Invite local business to make donations or sponsor the event. This may invite further interest in the event or get your program some much-needed donations.
Host a senior exercise event. Activity can help the elderly stay or get healthy. Different types of physical activities, including walking and swimming, can help the elderly maintain their health or even heal more quickly. Organizing an event for the elderly that focuses on physical activity can not only benefit their health and well-being, but may also introduce them to new people.

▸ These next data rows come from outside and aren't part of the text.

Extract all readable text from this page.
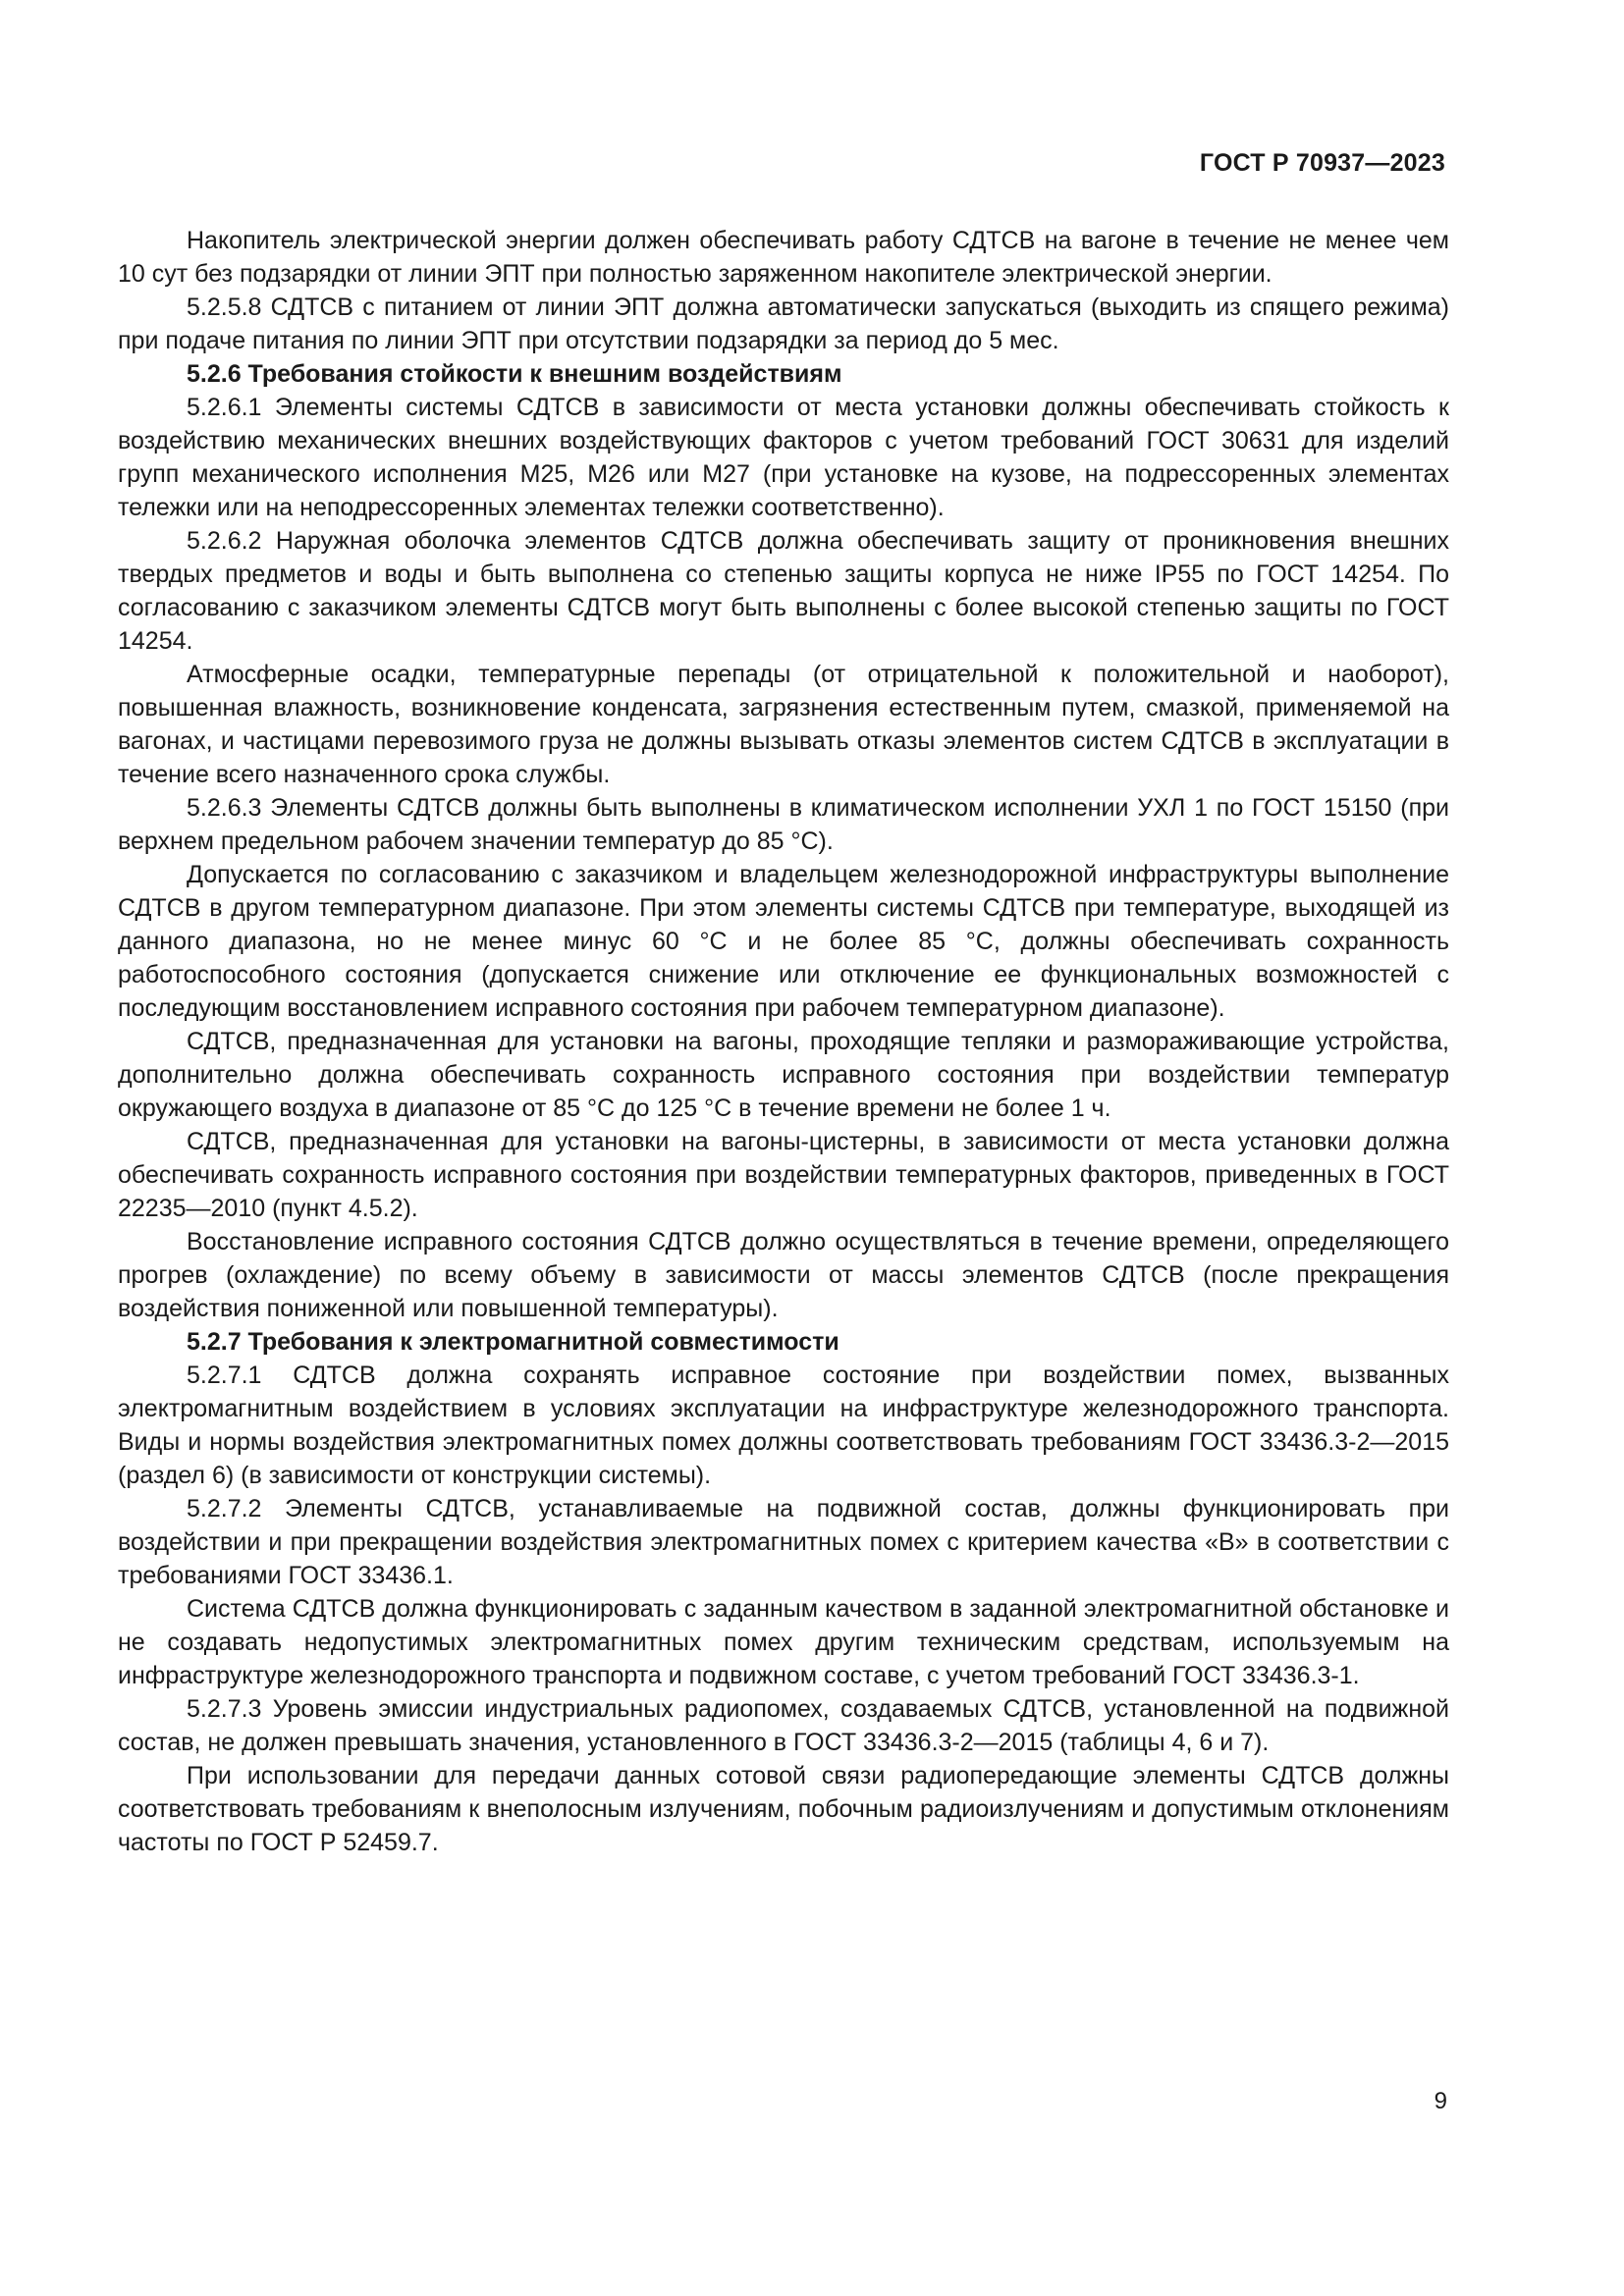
ГОСТ Р 70937—2023

Накопитель электрической энергии должен обеспечивать работу СДТСВ на вагоне в течение не менее чем 10 сут без подзарядки от линии ЭПТ при полностью заряженном накопителе электрической энергии.

5.2.5.8 СДТСВ с питанием от линии ЭПТ должна автоматически запускаться (выходить из спящего режима) при подаче питания по линии ЭПТ при отсутствии подзарядки за период до 5 мес.

5.2.6 Требования стойкости к внешним воздействиям

5.2.6.1 Элементы системы СДТСВ в зависимости от места установки должны обеспечивать стойкость к воздействию механических внешних воздействующих факторов с учетом требований ГОСТ 30631 для изделий групп механического исполнения М25, М26 или М27 (при установке на кузове, на подрессоренных элементах тележки или на неподрессоренных элементах тележки соответственно).

5.2.6.2 Наружная оболочка элементов СДТСВ должна обеспечивать защиту от проникновения внешних твердых предметов и воды и быть выполнена со степенью защиты корпуса не ниже IP55 по ГОСТ 14254. По согласованию с заказчиком элементы СДТСВ могут быть выполнены с более высокой степенью защиты по ГОСТ 14254.

Атмосферные осадки, температурные перепады (от отрицательной к положительной и наоборот), повышенная влажность, возникновение конденсата, загрязнения естественным путем, смазкой, применяемой на вагонах, и частицами перевозимого груза не должны вызывать отказы элементов систем СДТСВ в эксплуатации в течение всего назначенного срока службы.

5.2.6.3 Элементы СДТСВ должны быть выполнены в климатическом исполнении УХЛ 1 по ГОСТ 15150 (при верхнем предельном рабочем значении температур до 85 °С).

Допускается по согласованию с заказчиком и владельцем железнодорожной инфраструктуры выполнение СДТСВ в другом температурном диапазоне. При этом элементы системы СДТСВ при температуре, выходящей из данного диапазона, но не менее минус 60 °С и не более 85 °С, должны обеспечивать сохранность работоспособного состояния (допускается снижение или отключение ее функциональных возможностей с последующим восстановлением исправного состояния при рабочем температурном диапазоне).

СДТСВ, предназначенная для установки на вагоны, проходящие тепляки и размораживающие устройства, дополнительно должна обеспечивать сохранность исправного состояния при воздействии температур окружающего воздуха в диапазоне от 85 °С до 125 °С в течение времени не более 1 ч.

СДТСВ, предназначенная для установки на вагоны-цистерны, в зависимости от места установки должна обеспечивать сохранность исправного состояния при воздействии температурных факторов, приведенных в ГОСТ 22235—2010 (пункт 4.5.2).

Восстановление исправного состояния СДТСВ должно осуществляться в течение времени, определяющего прогрев (охлаждение) по всему объему в зависимости от массы элементов СДТСВ (после прекращения воздействия пониженной или повышенной температуры).

5.2.7 Требования к электромагнитной совместимости

5.2.7.1 СДТСВ должна сохранять исправное состояние при воздействии помех, вызванных электромагнитным воздействием в условиях эксплуатации на инфраструктуре железнодорожного транспорта. Виды и нормы воздействия электромагнитных помех должны соответствовать требованиям ГОСТ 33436.3-2—2015 (раздел 6) (в зависимости от конструкции системы).

5.2.7.2 Элементы СДТСВ, устанавливаемые на подвижной состав, должны функционировать при воздействии и при прекращении воздействия электромагнитных помех с критерием качества «В» в соответствии с требованиями ГОСТ 33436.1.

Система СДТСВ должна функционировать с заданным качеством в заданной электромагнитной обстановке и не создавать недопустимых электромагнитных помех другим техническим средствам, используемым на инфраструктуре железнодорожного транспорта и подвижном составе, с учетом требований ГОСТ 33436.3-1.

5.2.7.3 Уровень эмиссии индустриальных радиопомех, создаваемых СДТСВ, установленной на подвижной состав, не должен превышать значения, установленного в ГОСТ 33436.3-2—2015 (таблицы 4, 6 и 7).

При использовании для передачи данных сотовой связи радиопередающие элементы СДТСВ должны соответствовать требованиям к внеполосным излучениям, побочным радиоизлучениям и допустимым отклонениям частоты по ГОСТ Р 52459.7.

9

Ask a local fitness center or school to host your event. This gives you a chance to offer different types of activities. Set up fun things persons of any activity level can enjoy. This may include obstacle courses, games such as cornhole, a pool party, and a selection of snacks that allow people to mingle.
Enlist the help of local businesses in donating services, products, or even prizes.
tart a computer learning program. In the digital age, knowing how to use a computer can expand a person’s world. For seniors, it may be a way to travel, connect with family and friend, and entertain themselves.
Ask a local facility, such as a library, or even senior center if you can use their equipment to teach the elderly how to use a computer. You could even volunteer to use your own laptop to work with individuals.
Consider enlisting the help of a computer specialist (if you’re not already one) to instruct senior on things such as connecting with people, reading books or watching favorite shows, as well as how to avoid scams that target seniors.
Throw a community-wide holiday bash. The holidays can be an especially difficult time for many elderly persons. They may feel especially lonely. Look into using a local facility, such as a church or senior center, to throw a festive holiday bash that anyone in your community can attend.
Ask for friends, family, or other interested people to volunteer to decorate and throw the party. Businesses are often willing to donate resources such as food, party supplies, and even presents if you mention their name.
Remember that not every person holds religious beliefs. Keep the party cheerful and festive without putting emphasis on religious, political, or other beliefs.